The Cabildo has the power to deny the permits for opening and tourist operation of an establishment even if it complies with the legal tourist determinations. But in this specific case, the Cabildo has detected two serious and alleged irregularities: on the one hand, the project presented to the Ministry of the Canary Islands Government by the promoter to obtain the tourist authorization has been subsequently modified in practice, and what has been executed does not correspond to the project authorized by the autonomous Government - in any case, the promoters of the Hotel Papagayo Arena had to have presented a reform project before introducing such substantial modifications in the initial idea, extreme that was not carried out -; on the other hand, when the former Minister of Tourism, Juan Carlos Becerra, granted the provisional tourist authorization to the mentioned hotel - apparently it was customary in all the permits - he added at the end of the opening license that it had to be taken into account that the implication of the Island Plan had not been revised, so the definitive authorization remained in the hands of the Cabildo, once it had already acquired the tourist competences transferred from the Government.

That is to say, in the case of the Hotel Papagayo Arena, not only was the initial project modified without permission, but also, neither the first project nor the resulting and finally materialized one comply with the PIOT. Therefore, the Cabildo makes it clear that it does not grant the opening and operating licenses, emphasizing that the delay with which it has pronounced itself has never been synonymous with a silent yes.

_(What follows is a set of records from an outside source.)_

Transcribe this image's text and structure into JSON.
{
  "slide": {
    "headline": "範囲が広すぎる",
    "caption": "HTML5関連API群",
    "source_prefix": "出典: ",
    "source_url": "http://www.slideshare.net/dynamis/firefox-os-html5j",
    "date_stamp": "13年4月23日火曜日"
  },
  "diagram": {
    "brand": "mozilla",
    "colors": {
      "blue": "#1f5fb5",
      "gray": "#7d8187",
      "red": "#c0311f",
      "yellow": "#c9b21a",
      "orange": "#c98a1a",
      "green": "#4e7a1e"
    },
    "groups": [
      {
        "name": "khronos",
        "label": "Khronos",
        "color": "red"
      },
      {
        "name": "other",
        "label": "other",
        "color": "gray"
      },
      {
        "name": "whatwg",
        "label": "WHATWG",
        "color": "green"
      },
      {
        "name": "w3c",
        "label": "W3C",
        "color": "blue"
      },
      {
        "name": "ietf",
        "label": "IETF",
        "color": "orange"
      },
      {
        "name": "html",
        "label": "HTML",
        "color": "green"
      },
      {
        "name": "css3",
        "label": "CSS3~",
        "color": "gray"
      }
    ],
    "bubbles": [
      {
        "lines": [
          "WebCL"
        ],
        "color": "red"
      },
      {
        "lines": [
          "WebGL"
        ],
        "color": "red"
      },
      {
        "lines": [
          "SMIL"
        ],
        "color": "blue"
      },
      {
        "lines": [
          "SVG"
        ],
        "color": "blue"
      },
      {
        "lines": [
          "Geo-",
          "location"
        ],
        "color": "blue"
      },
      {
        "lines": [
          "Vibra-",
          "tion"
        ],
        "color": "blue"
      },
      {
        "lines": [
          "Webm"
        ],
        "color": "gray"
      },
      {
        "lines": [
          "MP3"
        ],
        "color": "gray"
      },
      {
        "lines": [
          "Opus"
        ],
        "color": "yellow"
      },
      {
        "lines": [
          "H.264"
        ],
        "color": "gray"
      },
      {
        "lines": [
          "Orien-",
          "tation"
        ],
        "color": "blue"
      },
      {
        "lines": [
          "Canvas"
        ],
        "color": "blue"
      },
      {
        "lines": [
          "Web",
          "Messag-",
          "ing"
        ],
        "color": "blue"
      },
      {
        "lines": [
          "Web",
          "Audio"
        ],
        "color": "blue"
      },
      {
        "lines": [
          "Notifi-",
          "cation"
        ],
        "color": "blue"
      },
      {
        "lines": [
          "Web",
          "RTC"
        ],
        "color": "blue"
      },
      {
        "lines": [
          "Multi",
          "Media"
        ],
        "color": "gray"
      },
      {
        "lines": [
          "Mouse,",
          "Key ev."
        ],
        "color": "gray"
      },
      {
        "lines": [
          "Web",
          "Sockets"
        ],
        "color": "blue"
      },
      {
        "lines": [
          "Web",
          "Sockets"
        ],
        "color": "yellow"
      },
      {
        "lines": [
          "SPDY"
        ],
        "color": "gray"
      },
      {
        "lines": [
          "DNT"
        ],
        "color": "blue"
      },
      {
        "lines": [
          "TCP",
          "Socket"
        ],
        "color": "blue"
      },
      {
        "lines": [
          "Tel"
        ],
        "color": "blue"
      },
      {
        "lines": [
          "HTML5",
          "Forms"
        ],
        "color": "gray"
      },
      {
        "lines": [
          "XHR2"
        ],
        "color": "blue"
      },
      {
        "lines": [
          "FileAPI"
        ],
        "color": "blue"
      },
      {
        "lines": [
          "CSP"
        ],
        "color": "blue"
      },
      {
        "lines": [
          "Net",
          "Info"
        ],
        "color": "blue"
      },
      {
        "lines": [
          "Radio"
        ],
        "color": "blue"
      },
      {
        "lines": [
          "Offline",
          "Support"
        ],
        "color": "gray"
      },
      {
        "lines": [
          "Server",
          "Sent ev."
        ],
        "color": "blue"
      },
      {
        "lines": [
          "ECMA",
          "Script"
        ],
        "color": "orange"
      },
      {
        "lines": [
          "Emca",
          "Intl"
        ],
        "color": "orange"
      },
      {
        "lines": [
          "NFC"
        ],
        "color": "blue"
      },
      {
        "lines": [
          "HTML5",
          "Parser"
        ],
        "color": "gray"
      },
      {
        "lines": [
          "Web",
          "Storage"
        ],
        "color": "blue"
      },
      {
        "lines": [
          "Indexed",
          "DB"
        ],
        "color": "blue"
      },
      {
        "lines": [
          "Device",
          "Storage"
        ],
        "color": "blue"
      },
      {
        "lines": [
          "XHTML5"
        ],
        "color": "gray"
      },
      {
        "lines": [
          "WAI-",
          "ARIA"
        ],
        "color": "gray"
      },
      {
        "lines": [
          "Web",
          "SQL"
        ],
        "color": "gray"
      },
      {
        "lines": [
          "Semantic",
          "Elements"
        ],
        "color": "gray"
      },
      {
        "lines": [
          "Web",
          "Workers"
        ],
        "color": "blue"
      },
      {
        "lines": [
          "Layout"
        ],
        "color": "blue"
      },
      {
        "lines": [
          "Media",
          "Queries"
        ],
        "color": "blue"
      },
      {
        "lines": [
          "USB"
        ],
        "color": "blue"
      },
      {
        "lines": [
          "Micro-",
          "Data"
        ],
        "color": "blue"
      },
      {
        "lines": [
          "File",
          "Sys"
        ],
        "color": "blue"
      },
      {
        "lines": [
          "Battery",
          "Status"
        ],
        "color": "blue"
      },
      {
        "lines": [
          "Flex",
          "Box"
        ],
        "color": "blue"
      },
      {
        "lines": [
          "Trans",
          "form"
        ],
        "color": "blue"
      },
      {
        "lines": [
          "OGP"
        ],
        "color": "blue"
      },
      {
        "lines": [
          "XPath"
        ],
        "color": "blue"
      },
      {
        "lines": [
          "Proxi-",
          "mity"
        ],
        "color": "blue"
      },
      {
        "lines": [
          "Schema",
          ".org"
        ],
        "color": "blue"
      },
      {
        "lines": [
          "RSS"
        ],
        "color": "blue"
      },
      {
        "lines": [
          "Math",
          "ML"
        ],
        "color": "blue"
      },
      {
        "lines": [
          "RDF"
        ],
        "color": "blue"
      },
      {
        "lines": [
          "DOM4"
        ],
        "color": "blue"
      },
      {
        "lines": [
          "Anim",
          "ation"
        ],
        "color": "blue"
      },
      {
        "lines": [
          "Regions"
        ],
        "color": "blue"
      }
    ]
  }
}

Consequences of the decree

As a consequence of the decreed resolution, the Papagayo Arena hotel is currently an accommodation establishment that is open to the public, not only without authorization from the Cabildo but with authorization denied, which even aggravates the situation. From here, it is quite probable that the Tourist Inspection of the Autonomous Community will have to act accordingly and proceed to the closure of the establishment, as the hotel lacks the authorization that has been denied with the act by the representatives of the Cabildo. From this Wednesday, therefore, the Hotel Papagayo Arena is an illegally opened establishment, and the provisional permits are no longer valid.

Claim of competences

This case raises again the controversy over the famous claim of competences in tourism matters. And it is that it is most paradoxical and incongruous that the Cabildo, institution that decides on the granting of permits, can not subsequently execute its decisions, but the materialization and consequence of these decisions still have to be carried out by another Administration, in this case, the Government of the Canary Islands, as the councils lack the powers of inspection and tourist sanction, still not transferred, a question that was highlighted in the renowned report prepared in this regard by the Lanzarote jurist Agustín Domingo Acosta Hernández, who the First Island Corporation asked to perform a detailed analysis of all these assumptions.